13 Temmuz 2015 Pazartesi

Uygur Bölgesinde yaşananlar

12-13 Temmuz 2015 tarihlerinde BirGün gazetesinde yayınlanmıştır


Gördüğüm kadarıyla, Çin hakkında bildiklerinin çoğu batı basınının dezenformasyonundan ibaret olan bazı Türk gazetecileri (bazıları kendini solcu olarak tanımlıyor) Uygur bölgesinde yaşananları çözdüler. Ben konuyu yazmakta galiba biraz geç kaldım.

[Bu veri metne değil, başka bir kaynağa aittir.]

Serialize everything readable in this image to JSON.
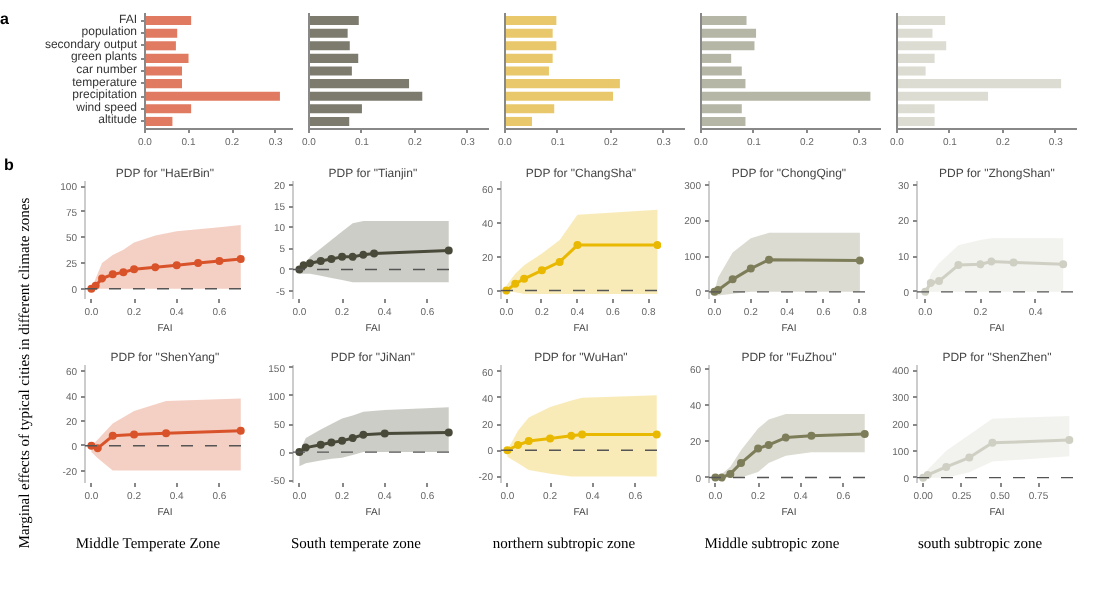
{
  "chart_data": [
    {
      "type": "bar",
      "orientation": "horizontal",
      "annotations": [
        "a"
      ],
      "categories": [
        "FAI",
        "population",
        "secondary output",
        "green plants",
        "car number",
        "temperature",
        "precipitation",
        "wind speed",
        "altitude"
      ],
      "values": [
        0.106,
        0.074,
        0.071,
        0.1,
        0.085,
        0.085,
        0.31,
        0.106,
        0.063
      ],
      "color": "#e07b61",
      "xlim": [
        0,
        0.34
      ],
      "xticks": [
        {
          "value": 0,
          "label": "0.0"
        },
        0.1,
        0.2,
        0.3
      ],
      "grid": false
    },
    {
      "type": "bar",
      "orientation": "horizontal",
      "categories": [
        null,
        null,
        null,
        null,
        null,
        null,
        null,
        null,
        null
      ],
      "values": [
        0.094,
        0.073,
        0.077,
        0.093,
        0.081,
        0.189,
        0.214,
        0.1,
        0.076
      ],
      "color": "#7d7b6e",
      "xlim": [
        0,
        0.34
      ],
      "xticks": [
        {
          "value": 0,
          "label": "0.0"
        },
        0.1,
        0.2,
        0.3
      ],
      "tick_labels": "x",
      "grid": false
    },
    {
      "type": "bar",
      "orientation": "horizontal",
      "categories": [
        null,
        null,
        null,
        null,
        null,
        null,
        null,
        null,
        null
      ],
      "values": [
        0.097,
        0.09,
        0.097,
        0.09,
        0.083,
        0.217,
        0.204,
        0.093,
        0.051
      ],
      "color": "#e8c86a",
      "xlim": [
        0,
        0.34
      ],
      "xticks": [
        {
          "value": 0,
          "label": "0.0"
        },
        0.1,
        0.2,
        0.3
      ],
      "tick_labels": "x",
      "grid": false
    },
    {
      "type": "bar",
      "orientation": "horizontal",
      "categories": [
        null,
        null,
        null,
        null,
        null,
        null,
        null,
        null,
        null
      ],
      "values": [
        0.086,
        0.104,
        0.101,
        0.057,
        0.077,
        0.084,
        0.32,
        0.077,
        0.084
      ],
      "color": "#b5b6a5",
      "xlim": [
        0,
        0.34
      ],
      "xticks": [
        {
          "value": 0,
          "label": "0.0"
        },
        0.1,
        0.2,
        0.3
      ],
      "tick_labels": "x",
      "grid": false
    },
    {
      "type": "bar",
      "orientation": "horizontal",
      "categories": [
        null,
        null,
        null,
        null,
        null,
        null,
        null,
        null,
        null
      ],
      "values": [
        0.091,
        0.067,
        0.093,
        0.071,
        0.054,
        0.31,
        0.172,
        0.071,
        0.071
      ],
      "color": "#dcdcd2",
      "xlim": [
        0,
        0.34
      ],
      "xticks": [
        {
          "value": 0,
          "label": "0.0"
        },
        0.1,
        0.2,
        0.3
      ],
      "tick_labels": "x",
      "grid": false
    },
    {
      "type": "line",
      "title": "PDP for \"HaErBin\"",
      "xlabel": "FAI",
      "annotations": [
        "b",
        "Marginal effects of typical cities in different climate zones"
      ],
      "marker": "circle",
      "grid": false,
      "xlim": [
        -0.03,
        0.72
      ],
      "xticks": [
        {
          "value": 0,
          "label": "0.0"
        },
        0.2,
        0.4,
        0.6
      ],
      "ylim": [
        -10,
        105
      ],
      "yticks": [
        0,
        25,
        50,
        75,
        100
      ],
      "ref_lines": [
        {
          "axis": "y",
          "value": 0,
          "color": "#555555",
          "line_style": "dashed"
        }
      ],
      "series": [
        {
          "color": "#d9532a",
          "x": [
            0,
            0.02,
            0.05,
            0.1,
            0.15,
            0.2,
            0.3,
            0.4,
            0.5,
            0.6,
            0.7
          ],
          "values": [
            0,
            3,
            10,
            14,
            16,
            19,
            21,
            23,
            25,
            27,
            29
          ],
          "lower": [
            0,
            0,
            0,
            0,
            0,
            0,
            0,
            0,
            0,
            0,
            0
          ],
          "upper": [
            0,
            10,
            25,
            33,
            38,
            45,
            52,
            56,
            58,
            60,
            62
          ]
        }
      ]
    },
    {
      "type": "line",
      "title": "PDP for \"Tianjin\"",
      "xlabel": "FAI",
      "marker": "circle",
      "grid": false,
      "xlim": [
        -0.03,
        0.72
      ],
      "xticks": [
        {
          "value": 0,
          "label": "0.0"
        },
        0.2,
        0.4,
        0.6
      ],
      "ylim": [
        -7,
        21
      ],
      "yticks": [
        -5,
        0,
        5,
        10,
        15,
        20
      ],
      "ref_lines": [
        {
          "axis": "y",
          "value": 0,
          "color": "#555555",
          "line_style": "dashed"
        }
      ],
      "series": [
        {
          "color": "#4a4a3a",
          "x": [
            0,
            0.02,
            0.05,
            0.1,
            0.15,
            0.2,
            0.25,
            0.3,
            0.35,
            0.7
          ],
          "values": [
            0,
            1,
            1.5,
            2,
            2.5,
            3,
            3,
            3.5,
            3.8,
            4.5
          ],
          "lower": [
            -1,
            -1,
            -1,
            -1.5,
            -2,
            -2.5,
            -3,
            -3,
            -3,
            -3
          ],
          "upper": [
            0,
            1,
            3,
            5,
            7,
            9,
            11,
            11.5,
            11.5,
            11.5
          ]
        }
      ]
    },
    {
      "type": "line",
      "title": "PDP for \"ChangSha\"",
      "xlabel": "FAI",
      "marker": "circle",
      "grid": false,
      "xlim": [
        -0.03,
        0.87
      ],
      "xticks": [
        {
          "value": 0,
          "label": "0.0"
        },
        0.2,
        0.4,
        0.6,
        0.8
      ],
      "ylim": [
        -5,
        65
      ],
      "yticks": [
        0,
        20,
        40,
        60
      ],
      "ref_lines": [
        {
          "axis": "y",
          "value": 0,
          "color": "#555555",
          "line_style": "dashed"
        }
      ],
      "series": [
        {
          "color": "#e9b800",
          "x": [
            0,
            0.05,
            0.1,
            0.2,
            0.3,
            0.4,
            0.85
          ],
          "values": [
            0,
            4,
            7,
            12,
            17,
            27,
            27
          ],
          "lower": [
            0,
            -1,
            -2,
            -2,
            -2,
            -2,
            -2
          ],
          "upper": [
            3,
            10,
            15,
            22,
            30,
            45,
            48
          ]
        }
      ]
    },
    {
      "type": "line",
      "title": "PDP for \"ChongQing\"",
      "xlabel": "FAI",
      "marker": "circle",
      "grid": false,
      "xlim": [
        -0.03,
        0.85
      ],
      "xticks": [
        {
          "value": 0,
          "label": "0.0"
        },
        0.2,
        0.4,
        0.6,
        0.8
      ],
      "ylim": [
        -20,
        310
      ],
      "yticks": [
        0,
        100,
        200,
        300
      ],
      "ref_lines": [
        {
          "axis": "y",
          "value": 0,
          "color": "#555555",
          "line_style": "dashed"
        }
      ],
      "series": [
        {
          "color": "#7d7d5a",
          "x": [
            0,
            0.02,
            0.1,
            0.2,
            0.3,
            0.8
          ],
          "values": [
            0,
            5,
            35,
            65,
            90,
            88
          ],
          "lower": [
            -10,
            -10,
            -5,
            0,
            0,
            0
          ],
          "upper": [
            0,
            40,
            110,
            150,
            165,
            165
          ]
        }
      ]
    },
    {
      "type": "line",
      "title": "PDP for \"ZhongShan\"",
      "xlabel": "FAI",
      "marker": "circle",
      "grid": false,
      "xlim": [
        -0.03,
        0.55
      ],
      "xticks": [
        {
          "value": 0,
          "label": "0.0"
        },
        0.2,
        0.4
      ],
      "ylim": [
        -2,
        31
      ],
      "yticks": [
        0,
        10,
        20,
        30
      ],
      "ref_lines": [
        {
          "axis": "y",
          "value": 0,
          "color": "#555555",
          "line_style": "dashed"
        }
      ],
      "series": [
        {
          "color": "#cfd0c3",
          "x": [
            0,
            0.02,
            0.05,
            0.12,
            0.2,
            0.24,
            0.32,
            0.5
          ],
          "values": [
            0,
            2.5,
            3,
            7.5,
            7.7,
            8.5,
            8.2,
            7.7
          ],
          "lower": [
            0,
            0,
            0,
            0,
            0,
            0,
            0,
            0
          ],
          "upper": [
            0,
            5,
            8,
            13,
            14.5,
            15,
            15,
            15
          ]
        }
      ]
    },
    {
      "type": "line",
      "title": "PDP for \"ShenYang\"",
      "xlabel": "FAI",
      "annotations": [
        "Middle Temperate Zone"
      ],
      "marker": "circle",
      "grid": false,
      "xlim": [
        -0.03,
        0.72
      ],
      "xticks": [
        {
          "value": 0,
          "label": "0.0"
        },
        0.2,
        0.4,
        0.6
      ],
      "ylim": [
        -30,
        65
      ],
      "yticks": [
        -20,
        0,
        20,
        40,
        60
      ],
      "ref_lines": [
        {
          "axis": "y",
          "value": 0,
          "color": "#555555",
          "line_style": "dashed"
        }
      ],
      "series": [
        {
          "color": "#d9532a",
          "x": [
            0,
            0.03,
            0.1,
            0.2,
            0.35,
            0.7
          ],
          "values": [
            0,
            -2,
            8,
            9,
            10,
            12
          ],
          "lower": [
            -5,
            -10,
            -20,
            -20,
            -20,
            -20
          ],
          "upper": [
            0,
            5,
            18,
            28,
            36,
            38
          ]
        }
      ]
    },
    {
      "type": "line",
      "title": "PDP for \"JiNan\"",
      "xlabel": "FAI",
      "annotations": [
        "South temperate zone"
      ],
      "marker": "circle",
      "grid": false,
      "xlim": [
        -0.03,
        0.72
      ],
      "xticks": [
        {
          "value": 0,
          "label": "0.0"
        },
        0.2,
        0.4,
        0.6
      ],
      "ylim": [
        -55,
        155
      ],
      "yticks": [
        -50,
        0,
        50,
        100,
        150
      ],
      "ref_lines": [
        {
          "axis": "y",
          "value": 0,
          "color": "#555555",
          "line_style": "dashed"
        }
      ],
      "series": [
        {
          "color": "#4a4a3a",
          "x": [
            0,
            0.03,
            0.1,
            0.15,
            0.2,
            0.25,
            0.3,
            0.4,
            0.7
          ],
          "values": [
            0,
            8,
            13,
            17,
            20,
            25,
            31,
            33,
            35
          ],
          "lower": [
            -25,
            -20,
            -15,
            -12,
            -10,
            -5,
            0,
            0,
            0
          ],
          "upper": [
            0,
            25,
            40,
            50,
            60,
            65,
            72,
            75,
            80
          ]
        }
      ]
    },
    {
      "type": "line",
      "title": "PDP for \"WuHan\"",
      "xlabel": "FAI",
      "annotations": [
        "northern subtropic zone"
      ],
      "marker": "circle",
      "grid": false,
      "xlim": [
        -0.03,
        0.72
      ],
      "xticks": [
        {
          "value": 0,
          "label": "0.0"
        },
        0.2,
        0.4,
        0.6
      ],
      "ylim": [
        -25,
        65
      ],
      "yticks": [
        -20,
        0,
        20,
        40,
        60
      ],
      "ref_lines": [
        {
          "axis": "y",
          "value": 0,
          "color": "#555555",
          "line_style": "dashed"
        }
      ],
      "series": [
        {
          "color": "#e9b800",
          "x": [
            0,
            0.05,
            0.1,
            0.2,
            0.3,
            0.35,
            0.7
          ],
          "values": [
            0,
            4,
            7,
            9,
            11,
            12,
            12
          ],
          "lower": [
            -5,
            -10,
            -15,
            -18,
            -20,
            -20,
            -20
          ],
          "upper": [
            0,
            15,
            25,
            33,
            38,
            40,
            42
          ]
        }
      ]
    },
    {
      "type": "line",
      "title": "PDP for \"FuZhou\"",
      "xlabel": "FAI",
      "annotations": [
        "Middle subtropic zone"
      ],
      "marker": "circle",
      "grid": false,
      "xlim": [
        -0.03,
        0.72
      ],
      "xticks": [
        {
          "value": 0,
          "label": "0.0"
        },
        0.2,
        0.4,
        0.6
      ],
      "ylim": [
        -3,
        62
      ],
      "yticks": [
        0,
        20,
        40,
        60
      ],
      "ref_lines": [
        {
          "axis": "y",
          "value": 0,
          "color": "#555555",
          "line_style": "dashed"
        }
      ],
      "series": [
        {
          "color": "#7d7d5a",
          "x": [
            0,
            0.03,
            0.07,
            0.12,
            0.2,
            0.25,
            0.33,
            0.45,
            0.7
          ],
          "values": [
            0,
            0,
            2,
            8,
            16,
            18,
            22,
            23,
            24
          ],
          "lower": [
            0,
            0,
            0,
            0,
            3,
            8,
            12,
            14,
            14
          ],
          "upper": [
            0,
            2,
            6,
            15,
            27,
            32,
            35,
            35,
            35
          ]
        }
      ]
    },
    {
      "type": "line",
      "title": "PDP for \"ShenZhen\"",
      "xlabel": "FAI",
      "annotations": [
        "south subtropic zone"
      ],
      "marker": "circle",
      "grid": false,
      "xlim": [
        -0.04,
        1.0
      ],
      "xticks": [
        {
          "value": 0,
          "label": "0.00"
        },
        {
          "value": 0.25,
          "label": "0.25"
        },
        {
          "value": 0.5,
          "label": "0.50"
        },
        {
          "value": 0.75,
          "label": "0.75"
        }
      ],
      "ylim": [
        -20,
        420
      ],
      "yticks": [
        0,
        100,
        200,
        300,
        400
      ],
      "ref_lines": [
        {
          "axis": "y",
          "value": 0,
          "color": "#555555",
          "line_style": "dashed"
        }
      ],
      "series": [
        {
          "color": "#cfd0c3",
          "x": [
            0,
            0.03,
            0.15,
            0.3,
            0.45,
            0.95
          ],
          "values": [
            0,
            10,
            40,
            75,
            130,
            140
          ],
          "lower": [
            0,
            0,
            0,
            20,
            60,
            80
          ],
          "upper": [
            0,
            30,
            100,
            160,
            220,
            230
          ]
        }
      ]
    }
  ]
}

Buralara ilk geldiğim yıllarda Çin’i anlamak benim açımdan çok kolaydı. Tanık olduğum her şeyi batı aklının yayınlarından edindiğim yanıltıcı-çarpıtılmış ezberi kullanarak açıklayabiliyordum. Aklım sonradan karıştı; Çin’i ve Çinlileri yakından tanıdıkça ezber de karaya oturmaya başladı. O gün bugündür, Çin’i merak edenlere ve anlamaya çalışanlara “İşe zor olandan; yani batı ezberini ve beyaz adam aklını bir tarafa bırakarak başla. Yoksa Çin’de aradığın her neyse, onu mutlaka bulursun” diyorum.

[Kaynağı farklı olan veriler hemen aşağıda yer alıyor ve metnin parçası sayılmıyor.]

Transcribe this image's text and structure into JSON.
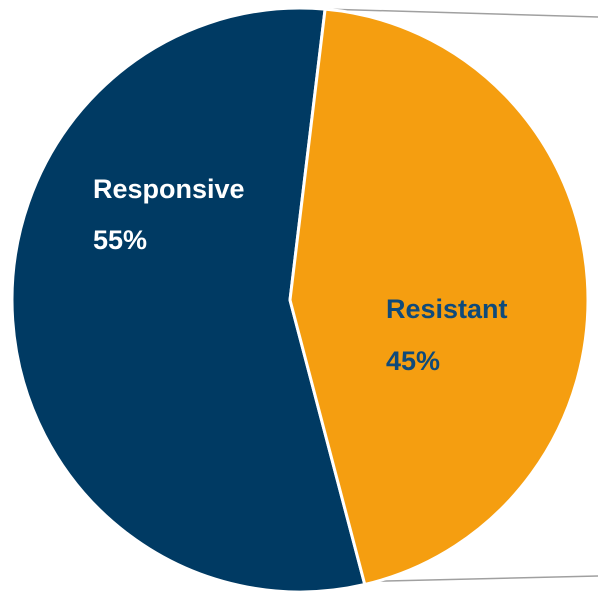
{
  "chart_data": {
    "type": "pie",
    "title": "",
    "slices": [
      {
        "label": "Responsive",
        "value": 55,
        "value_label": "55%",
        "color": "#003a63",
        "label_color": "#ffffff"
      },
      {
        "label": "Resistant",
        "value": 45,
        "value_label": "45%",
        "color": "#f59e10",
        "label_color": "#0f4a7a"
      }
    ],
    "legend": "none",
    "connector_line_color": "#a0a0a0"
  }
}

Velhasıl, konuyu Çin devlet politikaları ve ÇKP aklına yer vererek yazmamın nedeni Çin’i övmek veya yermek, desteklemek ya da karşı çıkmak değil yaşananların doğru anlaşılmasına katkıda bulunabilmek.

Basının bahsettiği (olduğunu iddia ettiği) sorunları birkaç başlık altında topladım.

Oruç, İbadet, giyim-kuşam

Bu konuda ortalıkta dolaşan sorunlara maddeler halinde kısaca cevap vereceğim. Asıl anlatmak istediğim sorunun arka planı:

− Çin’in her yerinde, her türlü dini (Taoist, Budist, Hıristiyan vs) sembol, ritüel ve inanç ifadesi kamu görevlileri ve yöneticilerin tümüne yasaktır, sadece Müslümanlara değil.

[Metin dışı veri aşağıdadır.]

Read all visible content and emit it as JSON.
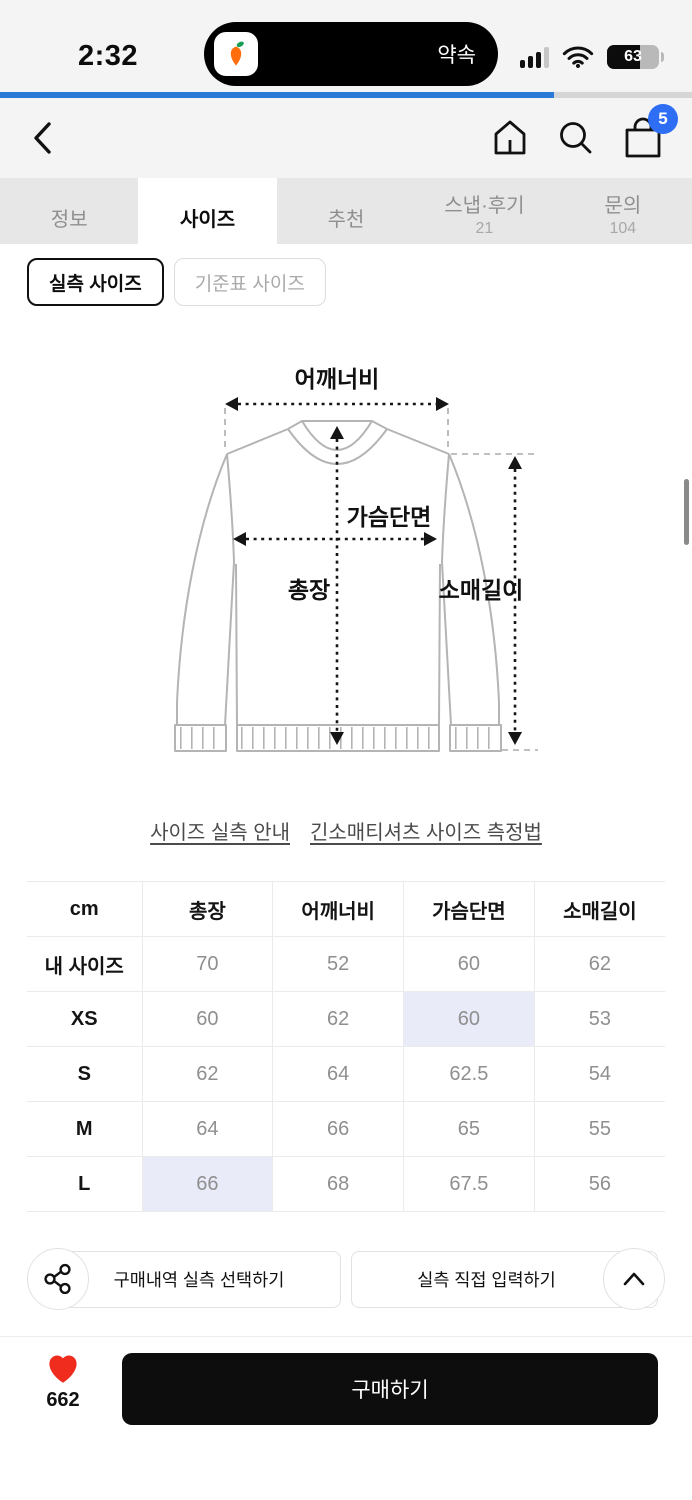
{
  "status_bar": {
    "time": "2:32",
    "island_text": "약속",
    "battery_percent": "63"
  },
  "progress": {
    "percent": 80
  },
  "nav": {
    "cart_badge": "5"
  },
  "tabs": [
    {
      "label": "정보",
      "count": ""
    },
    {
      "label": "사이즈",
      "count": ""
    },
    {
      "label": "추천",
      "count": ""
    },
    {
      "label": "스냅·후기",
      "count": "21"
    },
    {
      "label": "문의",
      "count": "104"
    }
  ],
  "size_toggle": {
    "measured": "실측 사이즈",
    "standard": "기준표 사이즈"
  },
  "diagram": {
    "shoulder": "어깨너비",
    "chest": "가슴단면",
    "length": "총장",
    "sleeve": "소매길이"
  },
  "links": [
    "사이즈 실측 안내",
    "긴소매티셔츠 사이즈 측정법"
  ],
  "table": {
    "unit": "cm",
    "headers": [
      "cm",
      "총장",
      "어깨너비",
      "가슴단면",
      "소매길이"
    ],
    "rows": [
      {
        "label": "내 사이즈",
        "values": [
          "70",
          "52",
          "60",
          "62"
        ],
        "highlight": []
      },
      {
        "label": "XS",
        "values": [
          "60",
          "62",
          "60",
          "53"
        ],
        "highlight": [
          2
        ]
      },
      {
        "label": "S",
        "values": [
          "62",
          "64",
          "62.5",
          "54"
        ],
        "highlight": []
      },
      {
        "label": "M",
        "values": [
          "64",
          "66",
          "65",
          "55"
        ],
        "highlight": []
      },
      {
        "label": "L",
        "values": [
          "66",
          "68",
          "67.5",
          "56"
        ],
        "highlight": [
          0
        ]
      }
    ]
  },
  "actions": {
    "history_select": "구매내역 실측 선택하기",
    "direct_input": "실측 직접 입력하기"
  },
  "bottom": {
    "like_count": "662",
    "buy": "구매하기"
  },
  "colors": {
    "accent_blue": "#2b7ad8",
    "badge_blue": "#2d6ef5",
    "highlight_cell": "#e9ebf9",
    "heart_red": "#ef2c1d",
    "buy_black": "#0d0d0d"
  }
}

− Çocuklara 18 yaşından önce dini eğitim verilmesi yasaktır. On sekiz yaşını dolduran ergen isterse dini eğitimi kendisi alır. Resmi olarak böyle bir yasak olmasına rağmen, hiç kimseye yanında çocuğunu bir Budist tapınağına veya Kiliseye götürdüğü ya da camiye götürüp birlikte namaz kıldığı için bir ceza verildiğini duymadım.

− Devletin izin ve onay verdiği yer, kurum ve kişiler dışında kimse dini eğitim veremez. Amaç, dini güvenilir dini otoriteler ve dini eğitim merkezleri aracılığıyla kontrol altında tutmak, politik alan dışında kalmasını sağlamak.

− Öğrencilere oruç tutma yasağı sadece 18 yaşından küçükleri kapsıyor ve çocukların dini eğitim almasını yasaklayan uygulamadan kaynaklanıyor. Bu yaştan büyük olanların tuttuğu oruçla kimse ilgilenmez.

− Kadınlar için giyim kuşam yasağı: Yasak sadece burka gibi yüzü de örten geniş kesimli giysileri içeriyor. Yetkililer bu giysilerin tanınmayı imkânsızlaştırdığını ve saklanma ve silah-patlayıcı taşıma amacıyla kullanıldığını söylüyor. Bence, köktendinci yobazlığa karşı “tam saha presin” de bu yasakta etkisi büyük.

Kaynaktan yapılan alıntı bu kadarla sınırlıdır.